Now there were no tears as I listened to what people thought about me, people didn't know the truth but hearing it was hard. I knew the truth, I knew what I had done, I didn't need to prove to anyone, I didn't need to prove anything.

Walking over on the gravel down the long driveway I tried to leave this situation. I knew that if I looked at him none of his words would matter.

I heard his footsteps behind me as he continued to talk. "I thought you were something special but you have just proved to me that you are worthless, you are worth nothing."

There was no point in me arguing with him, I couldn't bring myself to do it. It stung hearing these things, I didn't know if he believed them or if he was just angry. 

"No matter how much you try, you'll always be the stuck up little bitch you have always been. You'll always think you are better than everyone else, you'll always think you deserve more than you have."

Gritting my teeth and clenching my fists I kept walking, I wasn't weak, I wasn't that person any more. I could give in, I couldn't just argue for te sake of it, walk away, Ell.

"I know everything that you are scared of, I know what means you cry." He snapped trying to get a reaction out of me. 

My breathing was becoming more and more rapid as he followed me, I hated that feeling. 

"Stop walking away and face me!" 

Then I stopped walking, I heard his footsteps stop too before I turned around and looked at him, removing my sunglasses and looking at him. "Have you quite finished?" I asked him angrily as I looked into those haunting green eyes. 

I hated the way he made me feel, he made me feel like I was nothing but just looking at him I knew I had already forgiven him.
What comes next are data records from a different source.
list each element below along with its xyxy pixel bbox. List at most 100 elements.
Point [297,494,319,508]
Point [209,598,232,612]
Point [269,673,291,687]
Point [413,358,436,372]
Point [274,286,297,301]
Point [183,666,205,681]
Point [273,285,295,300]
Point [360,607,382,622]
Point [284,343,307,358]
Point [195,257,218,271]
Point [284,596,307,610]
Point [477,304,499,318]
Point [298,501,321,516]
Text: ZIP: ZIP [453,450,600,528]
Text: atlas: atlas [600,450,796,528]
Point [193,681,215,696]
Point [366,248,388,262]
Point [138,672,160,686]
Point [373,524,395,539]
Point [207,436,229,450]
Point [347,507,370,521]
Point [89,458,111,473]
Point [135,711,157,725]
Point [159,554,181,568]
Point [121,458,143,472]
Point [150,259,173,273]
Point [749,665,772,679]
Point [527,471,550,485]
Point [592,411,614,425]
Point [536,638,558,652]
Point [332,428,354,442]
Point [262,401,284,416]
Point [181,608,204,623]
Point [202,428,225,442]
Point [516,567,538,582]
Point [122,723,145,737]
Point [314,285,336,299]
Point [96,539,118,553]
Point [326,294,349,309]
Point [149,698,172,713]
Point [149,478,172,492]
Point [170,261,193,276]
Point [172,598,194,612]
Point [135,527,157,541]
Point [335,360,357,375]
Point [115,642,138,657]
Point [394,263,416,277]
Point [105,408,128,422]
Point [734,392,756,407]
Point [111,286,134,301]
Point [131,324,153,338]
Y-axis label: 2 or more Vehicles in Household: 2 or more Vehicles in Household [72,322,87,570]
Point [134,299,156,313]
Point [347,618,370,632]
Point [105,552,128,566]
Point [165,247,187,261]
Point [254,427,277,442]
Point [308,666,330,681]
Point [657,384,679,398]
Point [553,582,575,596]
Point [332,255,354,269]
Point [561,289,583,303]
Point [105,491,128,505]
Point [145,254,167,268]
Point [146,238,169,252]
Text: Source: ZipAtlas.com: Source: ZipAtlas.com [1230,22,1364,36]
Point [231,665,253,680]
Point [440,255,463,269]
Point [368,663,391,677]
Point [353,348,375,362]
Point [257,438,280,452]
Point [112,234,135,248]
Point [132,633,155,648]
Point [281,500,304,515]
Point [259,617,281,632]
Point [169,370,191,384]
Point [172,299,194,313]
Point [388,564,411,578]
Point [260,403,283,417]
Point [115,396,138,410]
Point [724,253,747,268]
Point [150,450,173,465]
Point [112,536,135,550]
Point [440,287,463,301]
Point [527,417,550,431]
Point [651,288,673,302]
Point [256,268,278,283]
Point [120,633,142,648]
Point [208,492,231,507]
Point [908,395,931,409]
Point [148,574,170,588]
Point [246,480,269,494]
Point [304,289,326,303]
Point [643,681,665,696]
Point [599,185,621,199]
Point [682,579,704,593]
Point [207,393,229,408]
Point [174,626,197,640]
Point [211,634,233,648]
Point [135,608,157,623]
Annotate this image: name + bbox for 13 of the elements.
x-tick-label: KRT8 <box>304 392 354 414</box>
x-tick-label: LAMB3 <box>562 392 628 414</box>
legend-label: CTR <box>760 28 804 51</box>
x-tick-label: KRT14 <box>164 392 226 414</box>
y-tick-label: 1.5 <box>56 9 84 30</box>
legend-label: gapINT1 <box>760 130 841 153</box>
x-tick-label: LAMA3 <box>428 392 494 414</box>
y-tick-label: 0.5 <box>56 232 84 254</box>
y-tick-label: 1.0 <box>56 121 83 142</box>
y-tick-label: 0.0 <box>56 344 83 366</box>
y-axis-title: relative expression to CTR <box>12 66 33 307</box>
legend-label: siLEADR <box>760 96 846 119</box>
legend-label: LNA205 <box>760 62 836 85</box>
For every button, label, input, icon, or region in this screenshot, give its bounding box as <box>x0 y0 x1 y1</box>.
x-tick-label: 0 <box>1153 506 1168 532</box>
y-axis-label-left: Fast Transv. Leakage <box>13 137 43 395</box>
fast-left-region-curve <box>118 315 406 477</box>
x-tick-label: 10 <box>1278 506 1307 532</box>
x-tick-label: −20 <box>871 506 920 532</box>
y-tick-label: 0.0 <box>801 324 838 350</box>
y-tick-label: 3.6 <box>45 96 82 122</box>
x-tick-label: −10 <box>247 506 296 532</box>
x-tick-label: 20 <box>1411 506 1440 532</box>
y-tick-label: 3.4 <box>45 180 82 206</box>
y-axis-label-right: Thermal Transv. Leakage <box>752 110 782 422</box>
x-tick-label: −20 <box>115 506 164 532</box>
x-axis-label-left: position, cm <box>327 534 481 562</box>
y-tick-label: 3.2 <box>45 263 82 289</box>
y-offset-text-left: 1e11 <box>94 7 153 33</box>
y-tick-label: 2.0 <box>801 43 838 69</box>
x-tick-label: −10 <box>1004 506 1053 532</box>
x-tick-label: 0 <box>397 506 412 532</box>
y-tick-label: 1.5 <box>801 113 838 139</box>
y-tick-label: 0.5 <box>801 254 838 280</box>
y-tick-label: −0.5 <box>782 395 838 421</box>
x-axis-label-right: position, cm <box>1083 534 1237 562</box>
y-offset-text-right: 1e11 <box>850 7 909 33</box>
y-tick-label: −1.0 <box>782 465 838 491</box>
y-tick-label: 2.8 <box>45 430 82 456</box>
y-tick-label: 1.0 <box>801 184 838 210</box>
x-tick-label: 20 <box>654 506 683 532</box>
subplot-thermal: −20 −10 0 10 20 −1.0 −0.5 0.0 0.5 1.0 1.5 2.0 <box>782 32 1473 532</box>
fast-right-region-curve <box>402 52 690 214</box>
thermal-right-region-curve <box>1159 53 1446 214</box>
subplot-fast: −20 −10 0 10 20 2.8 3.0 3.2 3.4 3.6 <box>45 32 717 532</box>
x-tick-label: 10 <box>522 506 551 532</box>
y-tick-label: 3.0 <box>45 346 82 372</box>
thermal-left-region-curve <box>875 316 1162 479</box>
I didn't know if he knew it but he had a hold on me and there was nothing I could do to change it.

He was a few steps from me as his eyes bored into my soul, "No." He took the few steps to me where he didn't even wait, he didn't even give me a second to react before his right hand touched my cheek and his lips touched mine. 

For a second I just looked at him kissing me before I closed my eyes and let him. All our pent up anger came out in the kiss as I gripped his leather jacket and pulled him closer to me, his left hand holding the small of my back as our kissing became frantic and desperate. His touch gave me goosebumps, every part of my body that he touched felt like it was on fire and I didn't ever want it to end. I knew this was love, the feeling in my body, the heat in the pit of my stomach, the shaking of my hands and the rush I felt whenever I looked at him. 

I needed him so much right now, everything about this felt right.